Oranges
In the grocery store parking lot I found
the first orange, thrashed flat by wheel after wheel
of the regional bus that ran from there to the men’s shelter
outside the city limits. I had two red mesh sacks
of oranges dangling securely from my hand.
The fruit’s mealy organ, smeared from portico
to speed bump, was not mine, I knew it was not mine,
but somehow I needed to convince myself
that I had not thrown it on the ground.
The next was thumb-gouged on the floor
of a rest stop bathroom. The next, on a curb,
untouched. Its bureaucratic interior, its secret hallways.
Halved in the dry leaves beside the bike path.
Floating on the river. In the ATM vestibule, boldly mimicking
the CCTV’s blank ball. I thought about my complicity
all the time or not at all. My role in America’s joyless abundance.
When the death toll was 15,000, in December, a woman set herself on fire
outside the Israeli consulate in Atlanta. More than 120 people
have self-immolated in the last 20 years. For the rights of fathers,
for the climate, for veterans, for the memories of comfort women,
Abdullah Öcalan, the Udmurt language, water and electricity, Tibet.
Because I did not know what to do with my true responsibility
I found it senseless, everywhere. Beneath the stone lions
flanking the Language Arts building, like a dank egg.
Perfuming blackly on my classroom’s windowsill.
Blazing, shattered, sweet. As soon as I started to look for them
the oranges disappeared.
Coda
As soon as the poem was finished, Aaron Bushnell lit himself on fire.
How did I know the poem was finished?
I did not, as other poets often claim, put my head down
on the table and weep. He shouted “Free Palestine”
until fire ate all the air. The poem was finished because the world
which had given birth to the poem had ended.
Copyright © 2025 by H. R. Webster. Originally published in Poem-a-Day on December 12, 2025, by the Academy of American Poets.

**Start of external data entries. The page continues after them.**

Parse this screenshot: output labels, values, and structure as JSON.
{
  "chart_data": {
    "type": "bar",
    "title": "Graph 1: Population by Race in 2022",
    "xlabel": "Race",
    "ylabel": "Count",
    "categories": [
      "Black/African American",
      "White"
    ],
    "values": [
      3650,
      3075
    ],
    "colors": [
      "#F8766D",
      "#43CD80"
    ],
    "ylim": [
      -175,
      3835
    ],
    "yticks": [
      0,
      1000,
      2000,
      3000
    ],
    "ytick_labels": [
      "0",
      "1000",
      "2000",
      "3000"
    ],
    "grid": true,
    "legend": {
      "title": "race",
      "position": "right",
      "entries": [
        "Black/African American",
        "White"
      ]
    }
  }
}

“This poem began in the early days of the genocide in Gaza, from my location within the United States, the heart of empire; from the place between moments, when the horror of the violence I was complicit in and the horror of my performance of normalcy lit up the fissure. Just days after the first poem was completed, Aaron Bushnell sacrificed his life for the Palestinian people, and nothing happened. What can self-immolation—a refusal of the status quo and a refusal of language, an act that draws the gaze to the self in abject hope of drawing the gaze to a horror beyond the self—teach us about poetry?”